Aunque te digan diez mil veces que no debes confiar en nadie, y menos en los prácticamente desconocidos. Sucede lo siguiente: te tratan bien durante un período de tiempo relativo y acabas tendida en sus brazos, como quien no quiere la cosa, alelada y ciega total. Y es entonces, y solamente en ese instante, cuando te traicionan, te venden y te lanzan a los leones. Y eso fue lo que me pasó, sin ninguna duda.
Mis abuelos me tenían en el quinto cielo, no podía desear más, me malcriaban, como si estuviera bajo los efectos del alcohol. Así que bajé la guardia y empecé a andar, hablar y a sonreír, y hacer cosas tontas y ñoñas de bebés rechonchos y repelentes, ¿Por qué? Pues porque es lo que era, un bebé rechoncho con ganas de pasárselo bien y muy testarudo. ¿Y qué me hicieron ellos? Está claro, internarme en un centro para bebés rechonchos y ñoños. Sí, sí, como os cuento, así me pagaron toda la compasión que había mostrado des del principio, todo mi esfuerzo para aprender a hablar su estúpido idioma de seres ineptos, todo el amor que les había dado… Malditos topos.

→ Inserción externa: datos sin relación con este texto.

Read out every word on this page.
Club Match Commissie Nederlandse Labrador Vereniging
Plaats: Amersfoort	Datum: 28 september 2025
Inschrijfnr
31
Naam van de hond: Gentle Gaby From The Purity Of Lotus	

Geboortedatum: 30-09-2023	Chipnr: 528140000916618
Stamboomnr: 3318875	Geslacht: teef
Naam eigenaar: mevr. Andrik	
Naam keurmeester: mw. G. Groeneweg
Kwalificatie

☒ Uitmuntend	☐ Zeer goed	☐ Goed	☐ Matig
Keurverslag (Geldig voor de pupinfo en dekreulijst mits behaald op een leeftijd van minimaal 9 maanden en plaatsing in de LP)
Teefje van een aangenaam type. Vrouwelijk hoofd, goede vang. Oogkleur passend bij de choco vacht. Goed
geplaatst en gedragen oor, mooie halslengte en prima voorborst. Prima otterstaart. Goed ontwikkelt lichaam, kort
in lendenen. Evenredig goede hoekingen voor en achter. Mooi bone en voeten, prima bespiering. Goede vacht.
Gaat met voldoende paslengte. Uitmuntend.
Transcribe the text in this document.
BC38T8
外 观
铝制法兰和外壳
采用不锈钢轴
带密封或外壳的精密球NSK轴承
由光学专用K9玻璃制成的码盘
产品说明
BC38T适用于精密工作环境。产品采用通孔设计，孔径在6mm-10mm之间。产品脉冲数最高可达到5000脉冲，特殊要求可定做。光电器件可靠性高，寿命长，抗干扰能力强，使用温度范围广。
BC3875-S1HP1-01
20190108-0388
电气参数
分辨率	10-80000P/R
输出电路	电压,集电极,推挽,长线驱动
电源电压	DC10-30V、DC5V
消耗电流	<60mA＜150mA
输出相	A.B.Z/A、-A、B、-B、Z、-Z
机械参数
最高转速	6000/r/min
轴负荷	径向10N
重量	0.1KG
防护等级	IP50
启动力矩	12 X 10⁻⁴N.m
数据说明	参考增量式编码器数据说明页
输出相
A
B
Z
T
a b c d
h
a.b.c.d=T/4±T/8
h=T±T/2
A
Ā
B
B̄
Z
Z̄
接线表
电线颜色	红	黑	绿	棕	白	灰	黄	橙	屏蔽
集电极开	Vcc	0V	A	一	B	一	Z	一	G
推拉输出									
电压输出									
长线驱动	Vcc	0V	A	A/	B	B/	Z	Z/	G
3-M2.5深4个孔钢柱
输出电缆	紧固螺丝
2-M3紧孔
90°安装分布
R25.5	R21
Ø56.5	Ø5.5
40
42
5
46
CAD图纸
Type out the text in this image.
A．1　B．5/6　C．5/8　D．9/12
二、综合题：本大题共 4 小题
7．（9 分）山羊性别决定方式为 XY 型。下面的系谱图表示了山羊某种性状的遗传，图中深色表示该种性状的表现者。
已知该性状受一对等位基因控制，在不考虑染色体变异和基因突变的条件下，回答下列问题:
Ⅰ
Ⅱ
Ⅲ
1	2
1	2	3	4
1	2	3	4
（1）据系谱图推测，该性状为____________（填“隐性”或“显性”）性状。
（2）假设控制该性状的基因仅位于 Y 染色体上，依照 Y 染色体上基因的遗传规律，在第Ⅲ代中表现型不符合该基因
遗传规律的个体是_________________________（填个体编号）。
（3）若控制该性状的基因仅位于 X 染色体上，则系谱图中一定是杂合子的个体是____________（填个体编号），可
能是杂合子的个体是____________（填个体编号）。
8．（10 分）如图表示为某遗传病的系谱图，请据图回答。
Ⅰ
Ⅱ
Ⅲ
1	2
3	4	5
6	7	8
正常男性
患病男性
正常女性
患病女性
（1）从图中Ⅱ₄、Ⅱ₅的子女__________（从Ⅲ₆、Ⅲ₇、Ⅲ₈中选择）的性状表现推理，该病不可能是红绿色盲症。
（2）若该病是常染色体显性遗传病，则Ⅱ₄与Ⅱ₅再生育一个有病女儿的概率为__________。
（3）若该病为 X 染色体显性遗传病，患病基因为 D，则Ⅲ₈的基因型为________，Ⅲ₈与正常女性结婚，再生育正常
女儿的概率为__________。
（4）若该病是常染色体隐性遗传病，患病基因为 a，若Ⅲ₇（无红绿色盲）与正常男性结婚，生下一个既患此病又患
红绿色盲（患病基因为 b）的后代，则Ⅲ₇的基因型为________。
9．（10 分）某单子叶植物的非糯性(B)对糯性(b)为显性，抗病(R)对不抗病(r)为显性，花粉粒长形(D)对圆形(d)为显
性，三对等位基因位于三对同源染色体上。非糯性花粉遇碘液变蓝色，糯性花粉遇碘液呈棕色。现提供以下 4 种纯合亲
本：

Así que un día, sin comerlo ni beberlo, en vez de seguir la ruta diaria hacia casa de la abuela, se desviaron y me dejaron en una GUARRERÍA, también conocida como GUARDERÍA, llena de mocosos, de niños sucios a los que les sobresalían los fluidos por todos los agujeros posibles del cuerpo, engendros de la naturaleza, bebés pútridos amordazados con el chupete y vestiditos como si fueran mini-payasos. Eran bebés zombis, os lo aseguro. Iban de un lado a otro babeando en busca de bebés sanos a los que chupar, babear y convertir con su saliva.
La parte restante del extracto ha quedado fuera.